Mazanec’s Facebook post admonishing the AP and college level history courses that “downplay our noble history and accentuate the negative view” suggests she’s in-line with Williams’s agenda.
Mazanec’s posted message to a teacher named Jennifer said she had read the AP sample test and is concerned about “an overly negative view of our history and many of our historical figures (if mentioned).” “I think our students deserve to have all perspectives – include the negative viewpoints on the motivations, but also the positive viewpoints,” she wrote.
Rossi, an employee of Jeffco schools, warns of the dangers of viewing – let alone teaching – history as a zero-sum game.
“To me, history is not a collection of positives or negatives. It’s not a math equation. It’s a story. It’s a story about humans overcoming difficult circumstances. It’s a story of humans making horrific mistakes. And then it’s a story of human beings saying ‘Wow, we can’t do that again,’” she said.
Mazanec’s slavery comments “trivialize the experiences of slaves” and “cheapen the professionalism of history teachers.”

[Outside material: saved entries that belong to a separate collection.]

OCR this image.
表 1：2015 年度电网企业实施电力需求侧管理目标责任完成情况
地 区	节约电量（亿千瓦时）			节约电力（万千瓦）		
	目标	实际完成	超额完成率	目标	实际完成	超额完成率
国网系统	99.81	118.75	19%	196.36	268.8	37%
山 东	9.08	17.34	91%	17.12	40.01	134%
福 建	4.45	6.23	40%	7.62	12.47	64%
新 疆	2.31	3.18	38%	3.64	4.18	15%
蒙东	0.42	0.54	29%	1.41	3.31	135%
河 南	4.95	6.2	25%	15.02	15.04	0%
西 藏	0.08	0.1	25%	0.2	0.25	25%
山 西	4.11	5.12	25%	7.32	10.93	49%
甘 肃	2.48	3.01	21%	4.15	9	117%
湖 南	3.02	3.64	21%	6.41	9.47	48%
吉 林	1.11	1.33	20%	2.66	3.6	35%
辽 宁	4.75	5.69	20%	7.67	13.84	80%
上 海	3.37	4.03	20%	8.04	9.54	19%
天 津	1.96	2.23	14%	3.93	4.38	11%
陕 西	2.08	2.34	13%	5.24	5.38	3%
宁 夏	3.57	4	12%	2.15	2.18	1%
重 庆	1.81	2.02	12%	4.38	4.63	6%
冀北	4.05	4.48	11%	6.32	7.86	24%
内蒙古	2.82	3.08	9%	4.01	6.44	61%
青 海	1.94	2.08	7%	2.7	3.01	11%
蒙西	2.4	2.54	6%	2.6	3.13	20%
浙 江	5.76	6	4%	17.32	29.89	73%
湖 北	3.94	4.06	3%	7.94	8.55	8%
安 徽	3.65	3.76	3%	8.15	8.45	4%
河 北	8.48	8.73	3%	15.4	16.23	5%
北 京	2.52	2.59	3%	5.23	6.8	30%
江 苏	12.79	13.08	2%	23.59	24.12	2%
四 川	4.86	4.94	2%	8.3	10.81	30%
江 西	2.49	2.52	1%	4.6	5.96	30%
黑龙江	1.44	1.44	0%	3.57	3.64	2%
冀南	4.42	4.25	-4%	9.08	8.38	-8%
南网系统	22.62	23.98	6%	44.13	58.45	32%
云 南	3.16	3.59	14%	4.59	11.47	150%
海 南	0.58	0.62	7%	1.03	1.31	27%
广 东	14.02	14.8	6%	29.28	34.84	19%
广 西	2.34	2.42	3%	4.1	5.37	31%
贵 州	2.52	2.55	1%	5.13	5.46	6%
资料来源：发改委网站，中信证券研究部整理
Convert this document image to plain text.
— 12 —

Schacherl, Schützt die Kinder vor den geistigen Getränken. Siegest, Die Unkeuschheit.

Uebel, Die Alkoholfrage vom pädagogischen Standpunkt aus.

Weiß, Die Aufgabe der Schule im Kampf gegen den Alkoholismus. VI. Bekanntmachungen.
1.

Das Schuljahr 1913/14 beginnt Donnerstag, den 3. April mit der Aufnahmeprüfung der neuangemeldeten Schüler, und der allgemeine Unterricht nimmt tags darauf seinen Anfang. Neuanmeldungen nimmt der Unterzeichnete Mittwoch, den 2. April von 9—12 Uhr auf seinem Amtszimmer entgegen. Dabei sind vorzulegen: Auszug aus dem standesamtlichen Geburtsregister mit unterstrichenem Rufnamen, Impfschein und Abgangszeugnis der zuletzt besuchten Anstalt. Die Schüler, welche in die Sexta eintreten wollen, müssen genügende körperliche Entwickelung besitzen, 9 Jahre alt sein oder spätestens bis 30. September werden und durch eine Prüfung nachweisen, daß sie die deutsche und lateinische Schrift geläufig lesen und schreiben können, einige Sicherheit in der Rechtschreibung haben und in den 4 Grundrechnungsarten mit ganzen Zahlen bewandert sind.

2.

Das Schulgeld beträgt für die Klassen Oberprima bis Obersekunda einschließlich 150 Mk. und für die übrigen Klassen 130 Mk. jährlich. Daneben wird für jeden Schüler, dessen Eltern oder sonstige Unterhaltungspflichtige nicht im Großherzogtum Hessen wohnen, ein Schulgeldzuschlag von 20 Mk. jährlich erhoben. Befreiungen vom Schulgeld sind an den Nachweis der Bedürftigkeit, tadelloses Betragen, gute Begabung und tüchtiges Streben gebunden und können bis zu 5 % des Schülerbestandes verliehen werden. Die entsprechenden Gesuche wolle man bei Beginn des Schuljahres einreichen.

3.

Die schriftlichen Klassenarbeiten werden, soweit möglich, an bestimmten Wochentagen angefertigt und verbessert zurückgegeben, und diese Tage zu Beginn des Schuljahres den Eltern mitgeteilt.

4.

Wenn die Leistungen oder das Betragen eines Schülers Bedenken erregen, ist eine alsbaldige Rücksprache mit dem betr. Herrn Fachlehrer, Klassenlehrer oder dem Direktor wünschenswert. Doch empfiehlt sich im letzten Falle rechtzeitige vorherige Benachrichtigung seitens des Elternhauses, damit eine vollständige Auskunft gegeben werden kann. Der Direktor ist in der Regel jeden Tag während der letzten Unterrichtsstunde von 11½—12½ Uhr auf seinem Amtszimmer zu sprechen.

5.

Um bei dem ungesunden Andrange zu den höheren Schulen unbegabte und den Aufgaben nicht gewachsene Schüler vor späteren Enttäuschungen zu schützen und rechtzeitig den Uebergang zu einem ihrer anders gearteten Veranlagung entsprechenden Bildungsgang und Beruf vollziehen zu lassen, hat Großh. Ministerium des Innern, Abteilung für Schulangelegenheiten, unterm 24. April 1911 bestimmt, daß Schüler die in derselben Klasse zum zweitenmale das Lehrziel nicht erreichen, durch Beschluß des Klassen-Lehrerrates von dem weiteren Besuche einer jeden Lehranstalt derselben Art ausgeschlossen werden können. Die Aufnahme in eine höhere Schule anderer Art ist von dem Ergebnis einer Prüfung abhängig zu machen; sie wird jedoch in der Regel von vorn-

“It’s shameful,” Rossi said.
“To say the United States voluntarily gave up slavery is like saying that Germany voluntarily surrendered at the end of World War II,” added Anton Schulzki, a 32-year veteran teaching U.S. History and the AP coordinator at William J. Palmer High School in Colorado Springs.
Schulzki is a director of both the Colorado and National Councils for Social Studies and he has blogged for The Colorado Independent. He notes that the United States was one of the last industrialized countries to end slavery – not exactly a happy fact in the nation’s history. Still, he said AP History “actually addresses the whole notion of American exceptionalism and recognizes what’s extraordinary about this country.”
Schulzki attended last month’s state education board meeting during which members discussed the AP curriculum and whether it threatens American values.
“History itself is political. We all know that. What’s happening right now is people are politicizing the teaching of history. That should be everyone’s concern.”